Today marks the eventual end of my daily bus ride into Qingdao. There will be no lost love between me and the bus. While I am thankful for a cheap ride into the city, I haven’t enjoyed the ninety-minute transit or the crowded masses crammed inside. At least I had my MP3 player and Nook with me to while away the time. At first, I used to take three different buses to Qingdao, but after deciding to save 1 kuai, I stopped taking the third bus. Since then, I’ve become intimately familiar with a cross-section of the city. The bustling bus station, the food vendors, the street hawkers with their bright red tents, the food alley with foods galore, greasy bike shops, and old men surrounding poker tables on their mini stools. The odors may not always be the most pleasant, but the people essentially define the city.
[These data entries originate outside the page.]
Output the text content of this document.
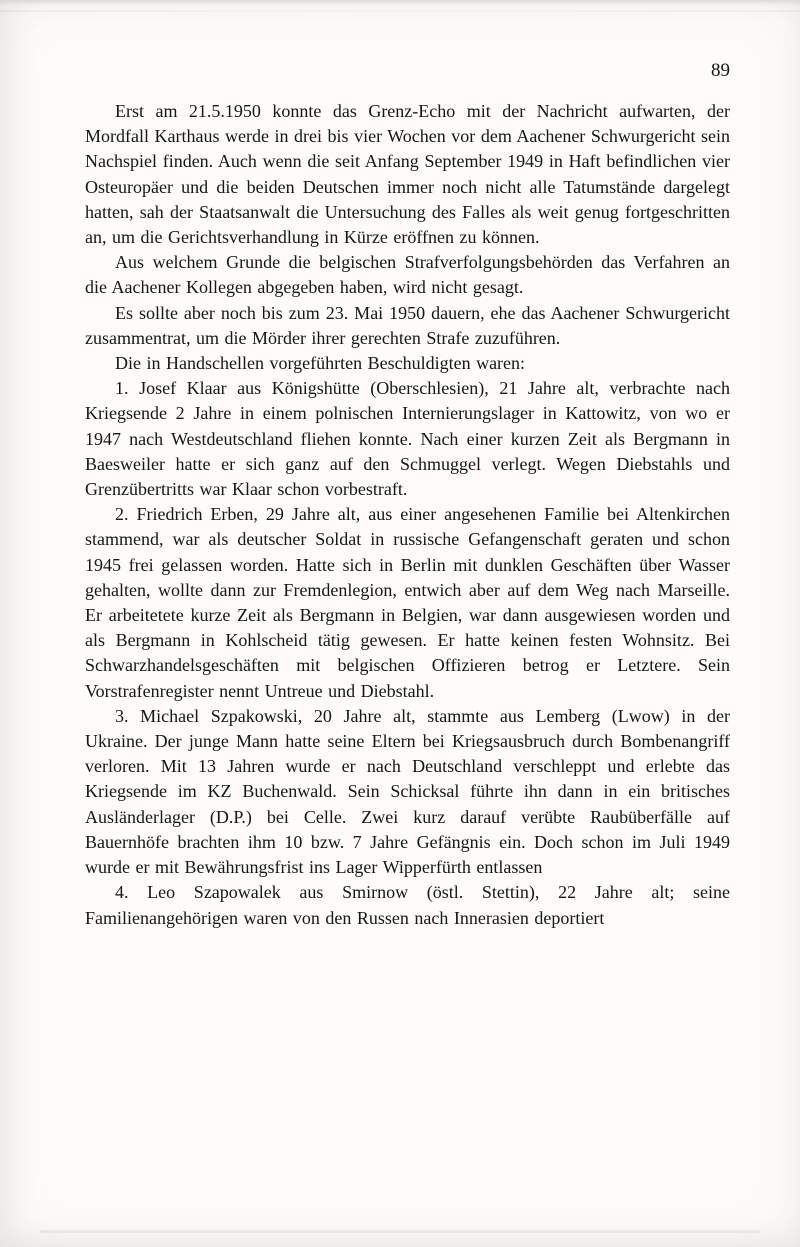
89

Erst am 21.5.1950 konnte das Grenz-Echo mit der Nachricht aufwarten, der Mordfall Karthaus werde in drei bis vier Wochen vor dem Aachener Schwurgericht sein Nachspiel finden. Auch wenn die seit Anfang September 1949 in Haft befindlichen vier Osteuropäer und die beiden Deutschen immer noch nicht alle Tatumstände dargelegt hatten, sah der Staatsanwalt die Untersuchung des Falles als weit genug fortgeschritten an, um die Gerichtsverhandlung in Kürze eröffnen zu können.

Aus welchem Grunde die belgischen Strafverfolgungsbehörden das Verfahren an die Aachener Kollegen abgegeben haben, wird nicht gesagt.

Es sollte aber noch bis zum 23. Mai 1950 dauern, ehe das Aachener Schwurgericht zusammentrat, um die Mörder ihrer gerechten Strafe zuzuführen.

Die in Handschellen vorgeführten Beschuldigten waren:

1. Josef Klaar aus Königshütte (Oberschlesien), 21 Jahre alt, verbrachte nach Kriegsende 2 Jahre in einem polnischen Internierungslager in Kattowitz, von wo er 1947 nach Westdeutschland fliehen konnte. Nach einer kurzen Zeit als Bergmann in Baesweiler hatte er sich ganz auf den Schmuggel verlegt. Wegen Diebstahls und Grenzübertritts war Klaar schon vorbestraft.

2. Friedrich Erben, 29 Jahre alt, aus einer angesehenen Familie bei Altenkirchen stammend, war als deutscher Soldat in russische Gefangenschaft geraten und schon 1945 frei gelassen worden. Hatte sich in Berlin mit dunklen Geschäften über Wasser gehalten, wollte dann zur Fremdenlegion, entwich aber auf dem Weg nach Marseille. Er arbeitetete kurze Zeit als Bergmann in Belgien, war dann ausgewiesen worden und als Bergmann in Kohlscheid tätig gewesen. Er hatte keinen festen Wohnsitz. Bei Schwarzhandelsgeschäften mit belgischen Offizieren betrog er Letztere. Sein Vorstrafenregister nennt Untreue und Diebstahl.

3. Michael Szpakowski, 20 Jahre alt, stammte aus Lemberg (Lwow) in der Ukraine. Der junge Mann hatte seine Eltern bei Kriegsausbruch durch Bombenangriff verloren. Mit 13 Jahren wurde er nach Deutschland verschleppt und erlebte das Kriegsende im KZ Buchenwald. Sein Schicksal führte ihn dann in ein britisches Ausländerlager (D.P.) bei Celle. Zwei kurz darauf verübte Raubüberfälle auf Bauernhöfe brachten ihm 10 bzw. 7 Jahre Gefängnis ein. Doch schon im Juli 1949 wurde er mit Bewährungsfrist ins Lager Wipperfürth entlassen

4. Leo Szapowalek aus Smirnow (östl. Stettin), 22 Jahre alt; seine Familienangehörigen waren von den Russen nach Innerasien deportiert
Without them, my daily walk to school would be a dull, monotonous chore.
As all things have their beginning, so they must have their end. And I hope that my experience in China will end well. I will treasure the friendships made here but probably not the final grades on my exams. I will recall many of the good times in China through my pictures and reflections on this blog. As this school year ends, a new one will soon begin to perpetuate the cycle. Perhaps I will return to China and pursue a teaching position or another vocation. Whatever will happen in the future, I know that this year has been a good one, even though it is the beginning of the end.